Menurut Kirmanto (2002), isu-isu perkembangan permukiman yang ada pada saat ini adalah (1) perbedaan peluang antar pelaku pembangunan yang ditunjukkan oleh ketimpangan pada pelayanan infrastruktur, pelayanan perkotaan, perumahan dan ruang untuk kesempatan berusaha; (2) konflik kepentingan yang disebabkan oleh kebijakan yang memihak pada suatu kelompok dalam pembangunan perumahan dan permukiman; (3) alokasi tanah dan ruang yang kurang tepat akibat pasar tanah dan perumahan yang cenderung mempengaruhi tata ruang sehingga berimplikasi pada alokasi tanah dan ruang yang tidak sesuai dengan tujuan-tujuan pembangunan lain dan kondisi ekologis daerah yang bersangkutan; (4) terjadi masalah lingkungan yang serius di daerah yang mengalami tingkat urbanisasi dan industrialisasi tinggi, serta eksploitasi sumber daya alam; dan (5) komunitas lokal tersisih akibat orientasi pembangunan yang terfokus pada pengejaran target melalui proyek pembangunan baru, berorientasi ke pasar terbuka dan terhadap kelompok masyarakat yang mampu dan menguntungkan.

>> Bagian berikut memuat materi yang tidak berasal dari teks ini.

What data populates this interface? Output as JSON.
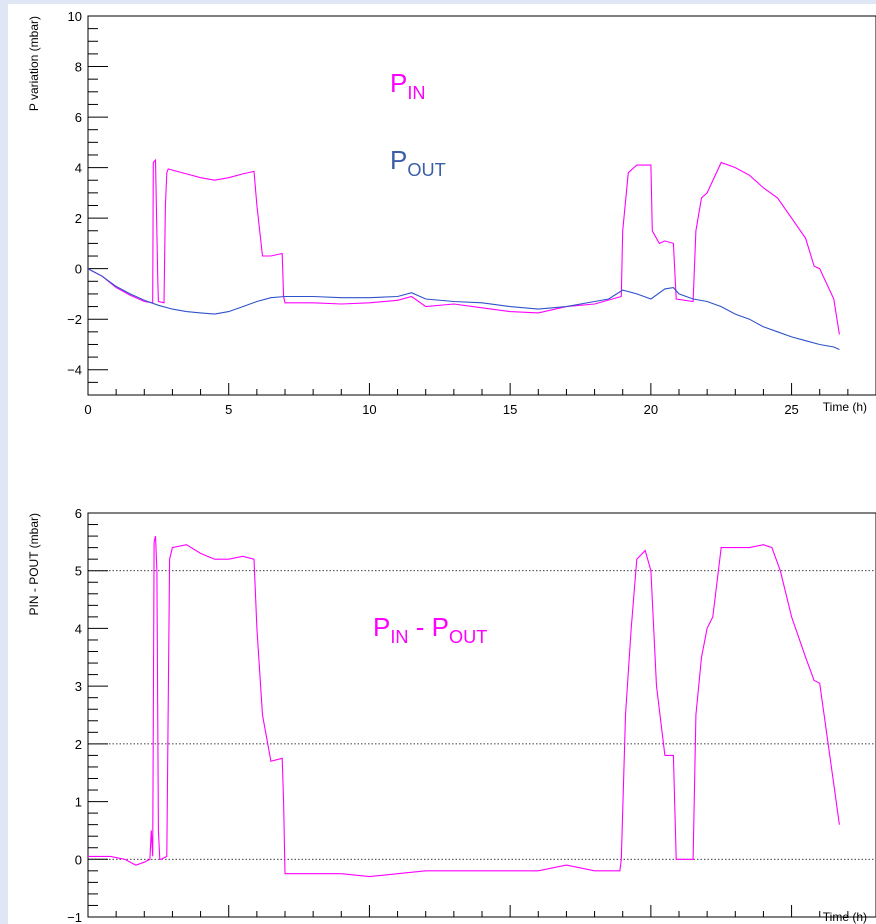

Kirmanto (2002) juga menyebutkankan isu-isu perkembangan pembangunan permukiman yang akan datang ialah (1) urbanisasi di daerah tumbuh cepat sebagai tantangan bagi pemerintah untuk secara positif berupaya agar pertumbuhan lebih merata; (2) perkembangan tak terkendali daerah yang memiliki potensi untuk tumbuh; dan (3) marjinalisasi sektor lokal oleh sektor nasional dan global.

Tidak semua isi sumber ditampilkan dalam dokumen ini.